# Question About Drawers



## cabomhn (Dec 23, 2013)

Well, a recent change of fate has allowed me to work at a local woodshop over break, and, depending on where I'm working this summer, a place to work over the summer as well. I was thinking about some new box designs but I would like to incorporate drawers into this coming plan. Does anyone know a good place online where I can find a resource to learn a little about the process of making drawers?


----------



## Mike1950 (Dec 23, 2013)

What kind of drawers - How big? dovetailed? how thick of wood? Merry christmas- nice to see you again.


----------



## cabomhn (Dec 23, 2013)

Sorry that was vague, my lack of details shows hows little I know about them. I imagine I will probably do half blind dovetails on the front and back.

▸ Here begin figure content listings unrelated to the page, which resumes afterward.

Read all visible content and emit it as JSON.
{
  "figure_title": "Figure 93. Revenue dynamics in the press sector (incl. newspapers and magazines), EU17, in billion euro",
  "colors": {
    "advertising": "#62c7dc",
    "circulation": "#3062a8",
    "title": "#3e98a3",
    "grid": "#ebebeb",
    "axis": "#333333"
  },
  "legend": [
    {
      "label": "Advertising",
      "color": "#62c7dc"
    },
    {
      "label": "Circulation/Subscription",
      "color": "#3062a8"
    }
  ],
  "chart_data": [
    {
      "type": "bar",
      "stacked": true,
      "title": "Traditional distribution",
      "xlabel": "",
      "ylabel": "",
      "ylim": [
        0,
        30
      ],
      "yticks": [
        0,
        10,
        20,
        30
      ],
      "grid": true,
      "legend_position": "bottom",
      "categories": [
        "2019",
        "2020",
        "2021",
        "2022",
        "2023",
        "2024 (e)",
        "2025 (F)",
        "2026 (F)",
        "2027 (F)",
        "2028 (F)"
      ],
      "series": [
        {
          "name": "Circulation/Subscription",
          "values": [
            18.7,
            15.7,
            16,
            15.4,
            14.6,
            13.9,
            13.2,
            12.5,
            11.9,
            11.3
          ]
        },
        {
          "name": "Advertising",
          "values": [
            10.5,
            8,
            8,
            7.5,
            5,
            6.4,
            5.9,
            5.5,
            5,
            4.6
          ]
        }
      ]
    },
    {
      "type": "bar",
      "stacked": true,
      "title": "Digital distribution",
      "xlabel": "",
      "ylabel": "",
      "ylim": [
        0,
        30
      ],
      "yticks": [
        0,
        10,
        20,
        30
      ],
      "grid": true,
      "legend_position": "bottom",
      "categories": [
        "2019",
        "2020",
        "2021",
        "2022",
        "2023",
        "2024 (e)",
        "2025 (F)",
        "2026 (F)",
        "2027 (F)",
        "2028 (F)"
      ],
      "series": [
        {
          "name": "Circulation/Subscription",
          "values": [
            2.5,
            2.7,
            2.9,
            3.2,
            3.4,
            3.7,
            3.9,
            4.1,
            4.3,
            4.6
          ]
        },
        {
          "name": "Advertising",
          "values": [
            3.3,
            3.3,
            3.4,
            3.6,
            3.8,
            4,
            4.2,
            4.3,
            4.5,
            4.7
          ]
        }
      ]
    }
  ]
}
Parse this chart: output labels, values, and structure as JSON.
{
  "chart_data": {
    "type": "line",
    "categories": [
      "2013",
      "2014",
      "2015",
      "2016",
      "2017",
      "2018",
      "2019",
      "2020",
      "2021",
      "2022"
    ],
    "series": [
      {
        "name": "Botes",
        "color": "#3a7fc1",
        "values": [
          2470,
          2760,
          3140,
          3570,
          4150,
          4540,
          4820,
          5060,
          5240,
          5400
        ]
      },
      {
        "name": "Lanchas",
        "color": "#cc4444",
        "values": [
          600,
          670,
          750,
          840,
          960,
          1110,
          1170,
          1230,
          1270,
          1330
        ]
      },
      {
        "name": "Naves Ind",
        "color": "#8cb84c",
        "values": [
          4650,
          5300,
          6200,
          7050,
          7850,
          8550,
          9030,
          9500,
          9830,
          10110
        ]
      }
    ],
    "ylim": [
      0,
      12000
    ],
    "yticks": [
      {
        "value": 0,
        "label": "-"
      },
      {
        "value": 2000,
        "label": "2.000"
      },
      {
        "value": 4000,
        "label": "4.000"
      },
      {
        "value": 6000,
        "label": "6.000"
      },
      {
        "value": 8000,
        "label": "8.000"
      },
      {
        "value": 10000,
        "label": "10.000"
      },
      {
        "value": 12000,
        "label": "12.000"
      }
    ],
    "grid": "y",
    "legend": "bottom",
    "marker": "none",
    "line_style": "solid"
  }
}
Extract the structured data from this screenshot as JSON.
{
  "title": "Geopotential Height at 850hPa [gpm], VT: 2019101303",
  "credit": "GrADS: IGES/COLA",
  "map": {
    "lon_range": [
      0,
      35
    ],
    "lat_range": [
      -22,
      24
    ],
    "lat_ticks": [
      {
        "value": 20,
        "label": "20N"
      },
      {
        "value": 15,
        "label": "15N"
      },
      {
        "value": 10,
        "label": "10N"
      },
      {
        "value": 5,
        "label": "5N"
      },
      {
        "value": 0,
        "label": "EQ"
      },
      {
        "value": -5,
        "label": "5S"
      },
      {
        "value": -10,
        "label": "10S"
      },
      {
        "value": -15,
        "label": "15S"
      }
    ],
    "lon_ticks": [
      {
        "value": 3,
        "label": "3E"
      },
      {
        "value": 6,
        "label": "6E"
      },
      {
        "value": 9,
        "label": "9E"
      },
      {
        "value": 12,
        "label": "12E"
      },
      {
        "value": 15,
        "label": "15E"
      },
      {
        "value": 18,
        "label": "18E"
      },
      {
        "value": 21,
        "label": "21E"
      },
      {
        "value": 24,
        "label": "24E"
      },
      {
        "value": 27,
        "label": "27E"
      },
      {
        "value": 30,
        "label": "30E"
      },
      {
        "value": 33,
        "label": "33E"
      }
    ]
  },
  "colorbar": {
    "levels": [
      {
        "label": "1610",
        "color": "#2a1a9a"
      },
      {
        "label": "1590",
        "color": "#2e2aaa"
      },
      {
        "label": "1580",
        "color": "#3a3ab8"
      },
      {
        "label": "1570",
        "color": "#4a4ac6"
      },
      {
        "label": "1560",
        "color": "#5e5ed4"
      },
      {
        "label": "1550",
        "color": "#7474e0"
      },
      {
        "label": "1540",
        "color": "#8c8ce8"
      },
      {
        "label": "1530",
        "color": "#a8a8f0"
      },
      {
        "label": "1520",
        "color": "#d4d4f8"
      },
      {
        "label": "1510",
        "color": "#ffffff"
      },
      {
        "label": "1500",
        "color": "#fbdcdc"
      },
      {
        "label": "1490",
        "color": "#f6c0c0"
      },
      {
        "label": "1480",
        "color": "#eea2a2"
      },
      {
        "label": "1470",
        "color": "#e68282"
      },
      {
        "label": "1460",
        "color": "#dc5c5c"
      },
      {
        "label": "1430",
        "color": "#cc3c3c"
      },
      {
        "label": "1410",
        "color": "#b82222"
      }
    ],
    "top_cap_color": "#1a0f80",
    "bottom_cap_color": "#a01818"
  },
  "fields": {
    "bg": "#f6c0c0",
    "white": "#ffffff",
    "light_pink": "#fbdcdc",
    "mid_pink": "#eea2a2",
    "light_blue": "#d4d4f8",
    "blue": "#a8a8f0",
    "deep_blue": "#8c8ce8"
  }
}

I'm still in the early stages but possibly 0.5" thickness for the front of the door and ⅜" for the sides? My main area I need some quittance in is mostly in the rail guides on the side. Are those as simple as a dado on the drawer itself and an attached piece of piece for the drawer to run on in the box the drawer is going into?


----------



## Mike1950 (Dec 23, 2013)

I usually make my jewelry box drawers out of 3/8-dovetail together- put a 1/4/? dado in side and make a slide to match. When I get drawers done then I glue faces to drawers so reveals and spacing is right on. If you go back to classroom and my last jewelry box build- I think I show that.


----------



## cabomhn (Dec 23, 2013)

Ok I think I see the general picture. I am going to work on some plans and post them here and get some feedback from you guys!


----------